Fideicomisos de trigo y maíz: “Son una retención encubierta”

Así lo expresó la Mesa de Enlace en un comunicado de prensa ante los rumores de que se implementarán estos instrumentos. “Es una alternativa que quieren imponer desde el Gobierno al aumento de los derechos de exportación que quedó descartado tras la no aprobación del Presupuesto 2022”

 

La Mesa de Enlace volvió a manifestarse ante la posibilidad de una nueva intervención a los mercados del trigo y maíz. En este caso, y ante las versiones de que en el corto plazo el Gobierno pondrá en marcha los fideicomisos de ambos cereales, los dirigentes salieron con los tapones de punta. “Es una retención encubierta”, “es una alternativa ante la imposibilidad de aumentar los derechos de exportación”, se indicó en un comunicado de prensa titulado “En contra de las intervenciones y los fideicomisos en trigo y maíz”.
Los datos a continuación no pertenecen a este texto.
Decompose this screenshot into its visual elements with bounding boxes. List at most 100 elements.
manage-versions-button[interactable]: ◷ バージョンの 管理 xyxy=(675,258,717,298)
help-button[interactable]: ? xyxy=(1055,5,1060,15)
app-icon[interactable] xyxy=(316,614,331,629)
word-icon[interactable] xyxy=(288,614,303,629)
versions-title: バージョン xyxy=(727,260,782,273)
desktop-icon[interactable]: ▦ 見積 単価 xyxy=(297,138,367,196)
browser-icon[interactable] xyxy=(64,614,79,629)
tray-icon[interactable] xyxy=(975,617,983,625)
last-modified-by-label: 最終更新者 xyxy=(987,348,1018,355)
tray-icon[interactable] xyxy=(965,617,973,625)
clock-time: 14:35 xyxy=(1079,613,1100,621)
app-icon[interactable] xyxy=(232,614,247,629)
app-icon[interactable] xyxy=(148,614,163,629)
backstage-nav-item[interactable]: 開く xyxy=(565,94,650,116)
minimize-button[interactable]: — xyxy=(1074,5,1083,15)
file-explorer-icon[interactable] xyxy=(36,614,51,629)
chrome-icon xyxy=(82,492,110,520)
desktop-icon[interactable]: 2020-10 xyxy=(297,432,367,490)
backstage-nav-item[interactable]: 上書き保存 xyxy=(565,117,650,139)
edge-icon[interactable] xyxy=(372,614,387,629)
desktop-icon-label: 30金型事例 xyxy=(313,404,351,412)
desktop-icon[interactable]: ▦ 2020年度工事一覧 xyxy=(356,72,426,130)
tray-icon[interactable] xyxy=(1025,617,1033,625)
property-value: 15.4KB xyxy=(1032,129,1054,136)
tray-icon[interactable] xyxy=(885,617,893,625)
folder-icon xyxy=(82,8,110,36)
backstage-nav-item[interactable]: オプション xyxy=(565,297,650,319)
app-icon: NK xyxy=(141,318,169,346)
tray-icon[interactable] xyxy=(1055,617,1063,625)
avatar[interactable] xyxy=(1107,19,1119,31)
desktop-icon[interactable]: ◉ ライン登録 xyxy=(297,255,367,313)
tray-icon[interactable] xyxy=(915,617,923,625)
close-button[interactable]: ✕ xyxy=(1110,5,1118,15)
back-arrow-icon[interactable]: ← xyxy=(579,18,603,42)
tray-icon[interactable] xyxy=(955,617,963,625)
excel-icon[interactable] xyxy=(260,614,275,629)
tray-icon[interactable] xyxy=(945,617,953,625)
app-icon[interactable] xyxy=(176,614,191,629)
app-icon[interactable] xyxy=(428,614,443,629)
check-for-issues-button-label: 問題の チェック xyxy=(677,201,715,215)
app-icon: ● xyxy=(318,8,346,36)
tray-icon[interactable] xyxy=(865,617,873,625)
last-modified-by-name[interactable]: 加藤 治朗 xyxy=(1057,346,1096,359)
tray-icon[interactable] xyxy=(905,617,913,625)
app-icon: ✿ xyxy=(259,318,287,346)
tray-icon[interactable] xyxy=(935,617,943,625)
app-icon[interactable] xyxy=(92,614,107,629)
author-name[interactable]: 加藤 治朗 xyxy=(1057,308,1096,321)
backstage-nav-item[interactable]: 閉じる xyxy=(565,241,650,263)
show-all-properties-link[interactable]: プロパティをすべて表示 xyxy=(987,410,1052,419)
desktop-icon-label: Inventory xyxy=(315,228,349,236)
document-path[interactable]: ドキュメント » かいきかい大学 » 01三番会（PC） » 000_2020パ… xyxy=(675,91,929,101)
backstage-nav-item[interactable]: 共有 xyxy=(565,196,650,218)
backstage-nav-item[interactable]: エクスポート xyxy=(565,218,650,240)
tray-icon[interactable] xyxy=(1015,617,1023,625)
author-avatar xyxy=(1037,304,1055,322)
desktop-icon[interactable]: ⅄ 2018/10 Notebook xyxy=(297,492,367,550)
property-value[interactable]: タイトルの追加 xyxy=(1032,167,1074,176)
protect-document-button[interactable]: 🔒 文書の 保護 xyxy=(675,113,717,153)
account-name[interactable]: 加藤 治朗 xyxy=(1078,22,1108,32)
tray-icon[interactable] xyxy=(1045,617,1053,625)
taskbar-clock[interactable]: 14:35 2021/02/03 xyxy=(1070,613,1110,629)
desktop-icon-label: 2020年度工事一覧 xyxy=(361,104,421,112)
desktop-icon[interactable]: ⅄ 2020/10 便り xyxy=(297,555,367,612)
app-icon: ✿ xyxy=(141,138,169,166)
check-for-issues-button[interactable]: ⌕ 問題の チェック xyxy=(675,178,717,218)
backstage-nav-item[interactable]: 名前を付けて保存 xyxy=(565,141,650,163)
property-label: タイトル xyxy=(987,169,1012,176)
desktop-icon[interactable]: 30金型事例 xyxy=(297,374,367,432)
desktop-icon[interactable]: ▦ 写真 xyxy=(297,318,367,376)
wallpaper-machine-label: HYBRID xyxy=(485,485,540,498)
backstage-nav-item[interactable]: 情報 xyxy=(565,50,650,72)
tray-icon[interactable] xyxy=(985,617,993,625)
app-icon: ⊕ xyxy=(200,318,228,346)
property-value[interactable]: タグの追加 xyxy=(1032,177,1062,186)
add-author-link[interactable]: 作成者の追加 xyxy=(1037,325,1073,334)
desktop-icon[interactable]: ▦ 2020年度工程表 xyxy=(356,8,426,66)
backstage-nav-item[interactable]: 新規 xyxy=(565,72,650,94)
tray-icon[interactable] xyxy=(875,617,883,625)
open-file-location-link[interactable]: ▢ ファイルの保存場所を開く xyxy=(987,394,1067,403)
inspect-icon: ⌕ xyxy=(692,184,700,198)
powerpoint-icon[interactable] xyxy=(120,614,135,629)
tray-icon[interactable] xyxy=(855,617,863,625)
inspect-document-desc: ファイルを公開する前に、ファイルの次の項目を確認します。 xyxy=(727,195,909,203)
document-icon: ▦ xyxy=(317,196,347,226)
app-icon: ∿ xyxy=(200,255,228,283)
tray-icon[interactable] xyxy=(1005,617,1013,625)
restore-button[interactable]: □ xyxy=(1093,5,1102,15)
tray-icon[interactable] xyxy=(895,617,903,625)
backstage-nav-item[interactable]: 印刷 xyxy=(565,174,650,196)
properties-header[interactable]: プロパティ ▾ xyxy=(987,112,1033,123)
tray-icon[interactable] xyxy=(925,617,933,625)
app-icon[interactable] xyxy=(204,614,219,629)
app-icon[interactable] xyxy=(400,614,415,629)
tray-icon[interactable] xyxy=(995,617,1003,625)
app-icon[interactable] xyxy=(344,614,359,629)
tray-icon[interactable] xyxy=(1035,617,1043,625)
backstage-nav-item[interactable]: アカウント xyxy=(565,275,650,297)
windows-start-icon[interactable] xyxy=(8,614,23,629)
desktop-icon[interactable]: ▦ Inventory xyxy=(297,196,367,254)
A continuación, el escrito completo:

Ante las versiones que circulan desde hace varios días sobre la puesta en marcha de fideicomisos para el trigo y maíz, desde la Comisión de Enlace de Entidades Agropecuarias (CEEA) queremos dejar bien en claro que estos instrumentos no serían necesarios si no hubieran permanentes intervenciones y fijaciones de precio por parte del Gobierno, si se pudiera trabajar libremente en la oferta y demanda, si se accediera a los precios que existen en la realidad.

En el trigo, ya los productores agropecuarios argentinos recibimos los valores más bajos del mundo.

Además, vale aclarar que no hubo instancias de explicación sobre cómo funcionaría ninguno de los dos fideicomisos ni qué monto es el que se busca recaudar, o cuántas toneladas se pretende subsidiar para los molinos -en el caso del trigo- y para los productores de carne bovina, porcina y de pollo -en cuanto al maíz-.

Por otra parte, un dato a remarcar sería que la incidencia de esta medida en el precio al mostrador por parte del trigo y el maíz, sería mínima.

Entonces, este intento de política no resolvería el problema, ya que lo que incide en los aumentos de precios, es la suba de los valores de los demás componentes del mismo como la logística, la distribución, el procesamiento, y la comercialización, por efecto de la inflación misma. Y también, y muy importante, es el componente impositivo.

Esto sumado al recientemente renovado fideicomiso aceitero y a las versiones acerca de que se podría cerrar o regular las exportaciones de leche, no hacen más que generar incertidumbre, complicar el escenario sobre el que trabajamos a diario, y no dar ninguna respuesta a ninguno de los problemas que dicen querer resolver.

Creemos que esta propuesta de fideicomiso sería una retención encubierta, una alternativa que quieren imponer desde el Gobierno al aumento de los derechos de exportación que quedó descartado tras la no aprobación del Presupuesto 2022.

Además, entendemos que sobre el precio del cereal se van a descontar los costos de comercialización, el flete, la retención y lo necesario para alimentar el fideicomiso. Al respecto, sabemos por experiencias fallidas pasadas, que (aunque digan que lo va a nutrir la exportación) esto lo terminará solventando, como siempre, el productor.

Consideramos que, de prosperar esta medida, se trataría de otro mordiscón fiscal al productor, otro impuestazo para intentar sujetar el andamiaje que se cae a pedazos de intervenciones y fijaciones de precios unilaterales.

El campo ya no acepta más nada de esto, por lo que les pedimos a los funcionarios que recapaciten sobre sus propuestas y posibles acciones.